Curieusement, dans un siècle où la frontière entre le monde de l'art et le monde de la vie quotidienne a été repoussée, niée (art contemporain : en particulier art brut, art conceptuel), mais aussi où la psychanalyse a redéfini le rapport de l'homme avec le monde et son monde intérieur, (registres du réel, du symbolique et de l'imaginaire), un tel point de vue semble difficilement tenable.
En effet, il semble aller de soi que l'artiste est responsable du message qu'il écrit, ce qui n'est pas du reste un point de vue exclusivement chrétien, Sartre n'a pas dit autre chose. Même si la finalité d'un film ou d'un texte littéraire n'est pas la même que celle d'un projet de loi ou d'une notice d'emploi, le message artistique, surtout littéraire, signifie. De la même manière que l'esthétique — comme gnoséologie inférieure, c'est-à-dire comme science de la connaissance sensible — juge avant tout la forme de l'œuvre d'art, l'éthique — comme science des critères de la justesse d'une action ou d'une pensée — doit en juger le fond. L'opposition entre les deux qui s'est opérée après-guerre est absurde, l'homme évoluant dans un seul univers de signes.

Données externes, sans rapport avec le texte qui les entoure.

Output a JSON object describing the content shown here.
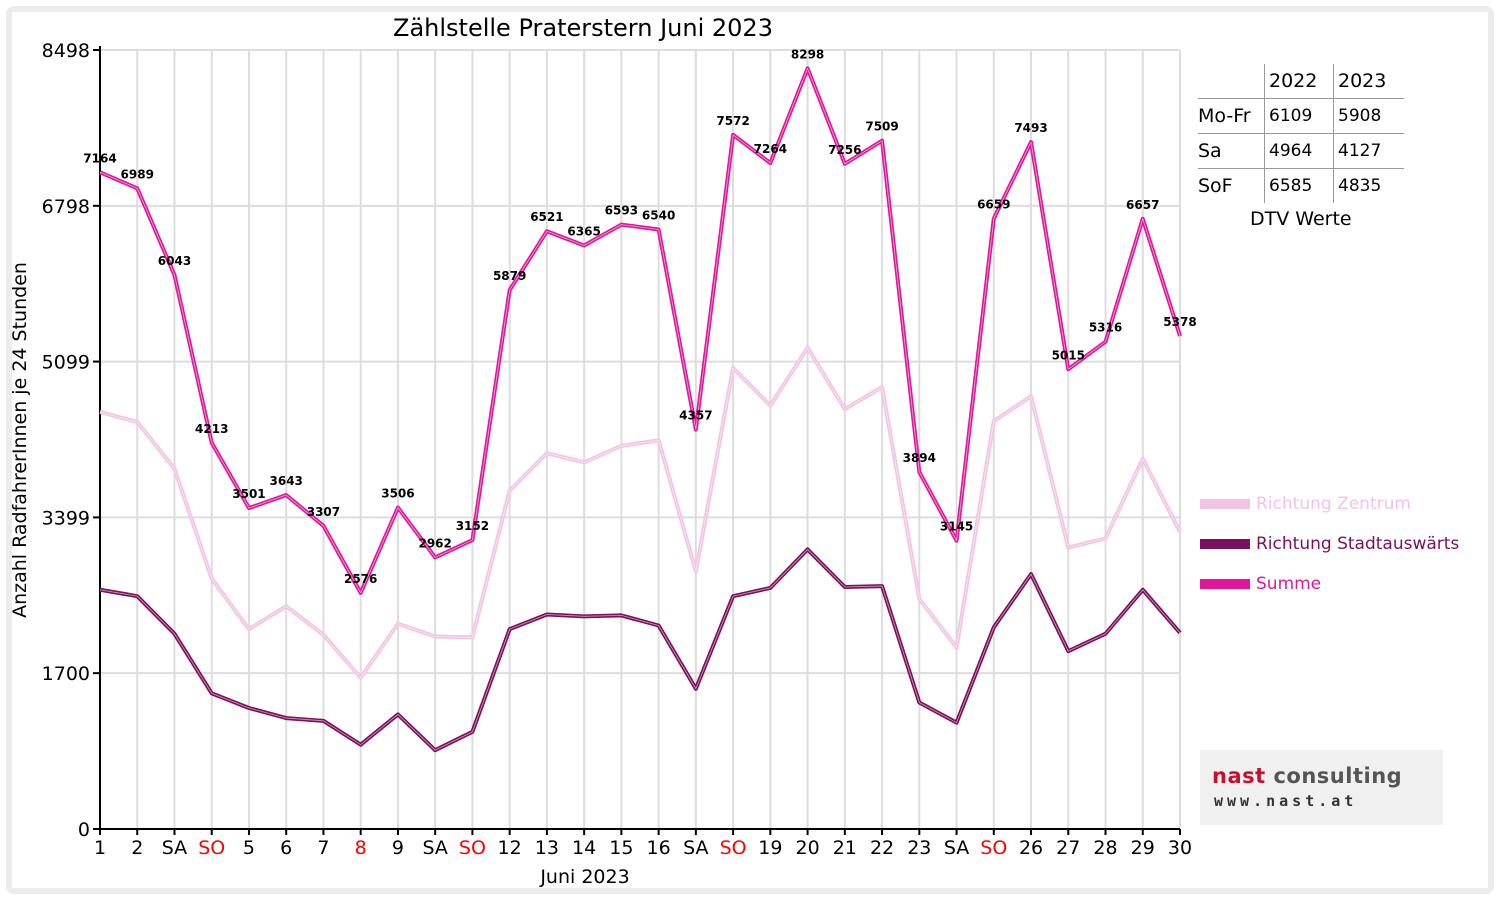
{
  "chart_data": {
    "type": "line",
    "title": "Zählstelle Praterstern Juni 2023",
    "xlabel": "Juni 2023",
    "ylabel": "Anzahl RadfahrerInnen je 24 Stunden",
    "ylim": [
      0,
      8498
    ],
    "yticks": [
      "0",
      "1700",
      "3399",
      "5099",
      "6798",
      "8498"
    ],
    "categories": [
      "1",
      "2",
      "SA",
      "SO",
      "5",
      "6",
      "7",
      "8",
      "9",
      "SA",
      "SO",
      "12",
      "13",
      "14",
      "15",
      "16",
      "SA",
      "SO",
      "19",
      "20",
      "21",
      "22",
      "23",
      "SA",
      "SO",
      "26",
      "27",
      "28",
      "29",
      "30"
    ],
    "red_categories": [
      3,
      7,
      10,
      17,
      24
    ],
    "grid": true,
    "legend_position": "right",
    "series": [
      {
        "name": "Richtung Zentrum",
        "color": "#f2c4e2",
        "values": [
          4550,
          4440,
          3930,
          2730,
          2180,
          2430,
          2120,
          1650,
          2240,
          2100,
          2090,
          3690,
          4100,
          4000,
          4180,
          4240,
          2810,
          5030,
          4620,
          5250,
          4580,
          4820,
          2510,
          1980,
          4450,
          4720,
          3070,
          3170,
          4040,
          3240
        ]
      },
      {
        "name": "Richtung Stadtauswärts",
        "color": "#7d0f5c",
        "values": [
          2610,
          2540,
          2130,
          1480,
          1320,
          1210,
          1180,
          920,
          1250,
          860,
          1060,
          2180,
          2340,
          2320,
          2330,
          2220,
          1530,
          2540,
          2630,
          3050,
          2640,
          2650,
          1380,
          1160,
          2200,
          2780,
          1940,
          2130,
          2610,
          2140
        ]
      },
      {
        "name": "Summe",
        "color": "#e0179c",
        "values": [
          7164,
          6989,
          6043,
          4213,
          3501,
          3643,
          3307,
          2576,
          3506,
          2962,
          3152,
          5879,
          6521,
          6365,
          6593,
          6540,
          4357,
          7572,
          7264,
          8298,
          7256,
          7509,
          3894,
          3145,
          6659,
          7493,
          5015,
          5316,
          6657,
          5378
        ]
      }
    ],
    "data_labels": [
      "7164",
      "6989",
      "6043",
      "4213",
      "3501",
      "3643",
      "3307",
      "2576",
      "3506",
      "2962",
      "3152",
      "5879",
      "6521",
      "6365",
      "6593",
      "6540",
      "4357",
      "7572",
      "7264",
      "8298",
      "7256",
      "7509",
      "3894",
      "3145",
      "6659",
      "7493",
      "5015",
      "5316",
      "6657",
      "5378"
    ]
  },
  "dtv_table": {
    "years": [
      "2022",
      "2023"
    ],
    "rows": [
      {
        "label": "Mo-Fr",
        "v2022": "6109",
        "v2023": "5908"
      },
      {
        "label": "Sa",
        "v2022": "4964",
        "v2023": "4127"
      },
      {
        "label": "SoF",
        "v2022": "6585",
        "v2023": "4835"
      }
    ],
    "caption": "DTV Werte"
  },
  "logo": {
    "name_part1": "nast",
    "name_part2": "consulting",
    "url": "www.nast.at",
    "accent": "#c8102e"
  },
  "colors": {
    "red_label": "#ff0000",
    "grid": "#dddddd",
    "axis": "#000000"
  }
}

C'est, du reste, toute la différence entre une approche technicienne et métaphysique de la vie. La première ne renvoie à aucune essence, aucun arrière-plan, le rapport de l'homme avec le monde est le fruit du hasard historique, ce qui est juste aujourd'hui peut se révéler absurde ou criminel demain : c'est en gros du nieztschéisme vulgaire. La deuxième renvoie au monde des essences, fait de l'homme une créature responsable dont les actes et les pensées l'engagent pour l'éternité : c'est la tradition gréco-judéo-chrétienne.
La vie ne peut être sacrée que selon le deuxième point de vue. Car le monde perd de sa consistance s'il ne renvoie qu'à lui-même. Tout s'affaisse, et par conséquent, tout est permis à condition que la société l'autorise. In memoriam, Dostoïevski : Si Dieu n'existe pas, tout est permis .
[1] Il s'agit en effet du sentiment justifié d'un éloge froid, comme Vailland parlait du "regard froid", dans la mesure où l'éloge est implicite plutôt qu'explicite, dans les scènes plutôt que dans la finalité de l'oeuvre, - c'est la différence entre roman et essai -, c'est-à-dire qu'il n'est pas assumé, en fin de compte, en tant que tel. Mais se laisse deviner sous les masques de la fiction une fascination abjecte.
[2] L'industrie ( l'art ) pornographique, rappelons-le, ne vise pas tant à montrer le sexe qu'à souiller le corps.